Fortune 1000 company becomes 15th major company to open innovation center in or near Tech Square
Keysight Technologies, which officially launched its Software Design Center Oct. 13 at Georgia Tech, said the breadth and depth of student talent and expertise is one of the reasons it chose the ‘Institute as the seat of the design center. The company hired more than two dozen tech students to work at the design center. (Photo credit: Péralte C. Paul)
Keysight Technologies, a leading provider of electronic design and test software, equipment and services, officially opened its new Software Design Center in Technology Square on October 13.
With the official opening of the Fortune 1000 firm’s Software Design Center, the company becomes the 15and major corporations to locate at or near Tech Square to take advantage of the Institute’s research, student talent and innovation ecosystem.
“We selected Georgia Tech and Midtown Atlanta based on several factors, including the quality of students coming from Tech’s School of Electrical and Computer Engineering (ECE) and School of Computer Science,” said Jay Alexander, chief technology officer at Keysight.
Other critical factors were the quality of research and the long-standing partnerships the company has with researchers at these schools, as well as a favorable business climate in Georgia and the quality of life attributes of Atlanta, a he declared. In 2014, Keysight made a $120 million in-kind donation of its software to Georgia Tech, which the Institute deploys to help students become industry-ready engineers using the same instruments and software used by government and industry customers.
“All of those things came together for us, making it an obvious choice,” Alexander said. “We couldn’t be happier with our decision.”
The $13.9 million investment from the Santa Rosa, Calif., Georgia-based company is expected to create more than 200 software engineering jobs.
“Tech Square has attracted a number of up-and-coming startups, but we’re thrilled that it has also attracted companies with an impressive legacy like Keysight,” said Georgia Tech President GP “Bud” Peterson. “For Georgia Tech, it is a source of pride and a significant achievement that a company of this caliber believes it can add value to its operations. This is the ideal type of industry leader we are looking for for Tech Square and Georgia Tech.
Companies like Keysight are also ideal for Institute alumni and students like Jonathan Jones, who graduated from Tech in 2016 with a master’s degree in electrical and computer engineering from ECE. He obtained his bachelor’s degree in computer engineering in 2015.
At Keysight, he will be part of a team of engineers building a new Keysight-scale software platform for rapid application development.
“I’ve heard people compare it to a heavily funded startup, and that’s how I like to think of being here at Tech Square,” said Jones, a 23-year-old Macon native. “It was very interesting to be with the company because they are starting something new; I love new challenges and tackling something new every day, so when I saw this opportunity I knew I had to take it.

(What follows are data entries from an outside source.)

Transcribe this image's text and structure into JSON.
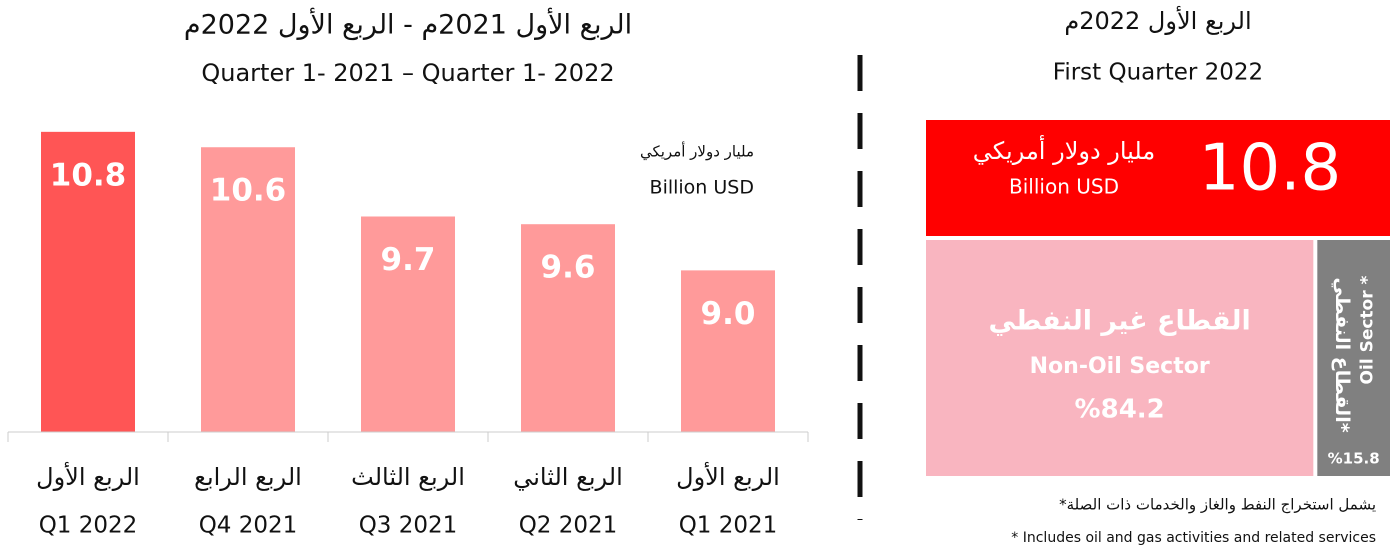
{
  "chart_data": [
    {
      "type": "bar",
      "title": "الربع الأول 2021م - الربع الأول 2022م",
      "subtitle": "Quarter 1- 2021 – Quarter 1- 2022",
      "unit_ar": "مليار دولار أمريكي",
      "unit": "Billion USD",
      "categories_ar": [
        "الربع الأول",
        "الربع الرابع",
        "الربع الثالث",
        "الربع الثاني",
        "الربع الأول"
      ],
      "categories": [
        "Q1 2022",
        "Q4 2021",
        "Q3 2021",
        "Q2 2021",
        "Q1 2021"
      ],
      "values": [
        10.8,
        10.6,
        9.7,
        9.6,
        9.0
      ],
      "value_labels": [
        "10.8",
        "10.6",
        "9.7",
        "9.6",
        "9.0"
      ],
      "colors": [
        "#ff5555",
        "#ff9a9a",
        "#ff9a9a",
        "#ff9a9a",
        "#ff9a9a"
      ],
      "ylim": [
        6.9,
        12.5
      ]
    },
    {
      "type": "treemap",
      "title_ar": "الربع الأول 2022م",
      "title": "First Quarter 2022",
      "total": 10.8,
      "total_unit_ar": "مليار دولار أمريكي",
      "total_unit": "Billion USD",
      "total_color": "#ff0000",
      "categories_ar": [
        "القطاع غير النفطي",
        "القطاع النفطي*"
      ],
      "categories": [
        "Non-Oil Sector",
        "Oil Sector *"
      ],
      "values": [
        84.2,
        15.8
      ],
      "value_labels": [
        "%84.2",
        "%15.8"
      ],
      "colors": [
        "#f9b5c0",
        "#808080"
      ],
      "footnote_ar": "*يشمل استخراج النفط والغاز والخدمات ذات الصلة",
      "footnote": "* Includes oil and gas activities and related services"
    }
  ]
}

Deepika Narayanan, who is pursuing her master’s degree in electrical and computer engineering at ECE, echoed Jones’ sentiments.
“The fact that this center is opening in Atlanta and it’s a software design center made me apply for this position, and I’m really excited,” said Narayanan, who hopes to get his diploma in December. The 23-year-old will work on coding and software development, and she said she hopes to get into data specialization analysis and machine learning.
Uday Ravuri, who also hopes to earn his master’s degree in electrical and computer engineering at ECE in December, said Keysight’s offerings and culture make it an ideal fit for him.
“I basically looked for three things – cultural fit, technical fit and career growth,” said Raburi, who will work as a software engineer for the company. “And from the feedback I got from employees, those three important factors seemed to be perfect in this business, and that’s why I went for it.”